Despite everything, we ball (for People Power's 40th Anniversary)
Two stick figures and a house and call that change
Dear fellow baller,
I write today in anticipation of multiple anniversaries tomorrow, the commemoration of EDSA People Power and Aaron Bushnell’s sacrifice for Palestine. If you couldn’t tell, I’m preoccupied with how to move forward in history carrying the dignity of people who have sacrificed themselves for political change.
I’ve been thinking about the other side of this moment and what might carry us there. I’m certain it involves a diversity of revolutionary strategies, a plurality of resistance. When I say plurality, I mean everyone acting from their local needs and most specific skills and interests to create a kaleidoscope of solutions to the present moment. A plurality of thinking about how we can help each other’s real needs and how we can divest from the hegemonic system that divides and enslaves us.
Where is the site of our resistance? Is it in the streets, online, at home—or somewhere else entirely? For many of us in the ahem business of change-making, our politics suffers from an internal war. Middle class against the poor. Leftists against centrists and leftists against conservatives.
Listen, wherever the struggle is shared with the most people—that’s where we should be. That’s where we have tremendous potential for solidarity across all identities. I don’t believe we are so divided that we don’t share any difficulties, but we do need a robust empathy to bridge our differences, especially since these differences are encouraged and emphasized by the ruling class to prevent us from working together.
According to Wataru Kusaka’s Moral Politics in the Philippines, modern-day politics seeks to pit a morally “good” group against a morally “evil” out-group, which furthers the division inherent in movement spaces.
I don’t remember a time when politics wasn’t about morality, but I am envious of a politics that doesn’t condemn citizens to political purgatory based on how well we can perform change-making. If politics is the pursuit of shared goals, then pursuing change can be as simple as going to our neighbors and talking about how we might help each other.

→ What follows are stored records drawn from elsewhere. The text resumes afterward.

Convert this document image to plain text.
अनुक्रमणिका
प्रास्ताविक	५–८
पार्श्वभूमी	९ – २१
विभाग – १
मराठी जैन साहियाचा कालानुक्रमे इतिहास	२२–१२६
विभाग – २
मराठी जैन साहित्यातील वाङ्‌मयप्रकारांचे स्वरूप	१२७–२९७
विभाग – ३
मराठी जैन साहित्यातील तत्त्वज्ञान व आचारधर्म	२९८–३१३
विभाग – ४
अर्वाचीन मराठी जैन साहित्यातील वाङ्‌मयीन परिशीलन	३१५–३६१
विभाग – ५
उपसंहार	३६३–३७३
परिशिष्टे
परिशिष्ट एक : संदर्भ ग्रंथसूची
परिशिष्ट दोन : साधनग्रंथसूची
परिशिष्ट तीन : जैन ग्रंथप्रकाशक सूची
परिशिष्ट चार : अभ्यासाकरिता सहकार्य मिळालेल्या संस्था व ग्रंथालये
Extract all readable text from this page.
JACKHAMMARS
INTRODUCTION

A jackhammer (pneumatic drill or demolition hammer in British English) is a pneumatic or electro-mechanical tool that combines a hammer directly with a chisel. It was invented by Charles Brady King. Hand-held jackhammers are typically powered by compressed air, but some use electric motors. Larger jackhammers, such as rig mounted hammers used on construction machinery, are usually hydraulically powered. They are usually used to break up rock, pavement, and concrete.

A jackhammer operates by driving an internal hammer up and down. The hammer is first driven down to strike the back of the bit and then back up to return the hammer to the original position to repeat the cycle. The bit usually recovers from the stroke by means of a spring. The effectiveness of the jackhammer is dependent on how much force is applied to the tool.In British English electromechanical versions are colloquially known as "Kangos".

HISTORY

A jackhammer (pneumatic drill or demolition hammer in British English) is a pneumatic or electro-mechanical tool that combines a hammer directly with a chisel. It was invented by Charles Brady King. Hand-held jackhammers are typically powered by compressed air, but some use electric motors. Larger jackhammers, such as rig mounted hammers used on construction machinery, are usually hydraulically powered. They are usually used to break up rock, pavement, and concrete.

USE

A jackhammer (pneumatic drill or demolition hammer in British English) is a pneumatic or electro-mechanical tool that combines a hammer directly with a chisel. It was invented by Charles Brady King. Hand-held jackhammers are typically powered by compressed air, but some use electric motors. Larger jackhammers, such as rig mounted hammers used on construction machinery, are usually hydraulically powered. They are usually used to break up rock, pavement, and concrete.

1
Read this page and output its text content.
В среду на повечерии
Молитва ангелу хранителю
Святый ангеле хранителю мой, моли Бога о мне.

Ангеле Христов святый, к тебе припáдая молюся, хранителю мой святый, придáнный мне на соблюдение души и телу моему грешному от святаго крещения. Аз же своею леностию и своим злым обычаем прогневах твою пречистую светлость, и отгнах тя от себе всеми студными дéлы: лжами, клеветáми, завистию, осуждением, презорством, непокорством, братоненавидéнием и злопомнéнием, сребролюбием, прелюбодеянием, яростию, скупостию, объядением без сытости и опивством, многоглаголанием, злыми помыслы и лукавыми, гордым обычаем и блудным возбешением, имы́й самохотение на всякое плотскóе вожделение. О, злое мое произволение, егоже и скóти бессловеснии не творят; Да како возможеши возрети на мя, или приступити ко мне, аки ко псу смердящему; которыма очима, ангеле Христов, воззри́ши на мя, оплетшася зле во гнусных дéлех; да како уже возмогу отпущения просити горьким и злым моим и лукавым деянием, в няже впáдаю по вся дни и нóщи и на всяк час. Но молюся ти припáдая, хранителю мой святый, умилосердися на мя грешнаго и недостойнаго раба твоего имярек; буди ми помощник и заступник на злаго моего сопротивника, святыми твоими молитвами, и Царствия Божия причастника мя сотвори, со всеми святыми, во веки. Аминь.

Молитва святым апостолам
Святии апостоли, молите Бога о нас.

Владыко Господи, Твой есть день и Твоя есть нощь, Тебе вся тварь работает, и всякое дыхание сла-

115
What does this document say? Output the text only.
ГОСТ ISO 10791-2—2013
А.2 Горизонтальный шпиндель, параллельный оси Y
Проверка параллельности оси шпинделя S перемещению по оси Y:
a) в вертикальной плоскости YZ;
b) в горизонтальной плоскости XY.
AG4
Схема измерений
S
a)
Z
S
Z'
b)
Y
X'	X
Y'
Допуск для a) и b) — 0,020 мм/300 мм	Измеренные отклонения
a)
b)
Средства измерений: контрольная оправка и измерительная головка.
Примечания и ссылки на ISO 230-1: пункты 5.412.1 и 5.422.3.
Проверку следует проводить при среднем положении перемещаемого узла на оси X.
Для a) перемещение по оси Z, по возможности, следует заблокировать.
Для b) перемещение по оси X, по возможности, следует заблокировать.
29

Yes, sometimes it sounds absurd—let’s just ask each other what we need and share resources based on trust!—like a child drawing two stick figures and a house and calling that family—but shouldn’t it be more simple? Shouldn’t we uncomplicate changemaking and go back to the basics of being good humans?
I think we should, and I think it makes the impossible weight of carrying historic political wins like EDSA much easier to carry.
Aaron Bushnell, if you’re reading this from the spiritual realm, I hope you know how much your words mean to me. Please grant us protection in tomorrow’s march as I bring your words: We will not be complicit in genocide!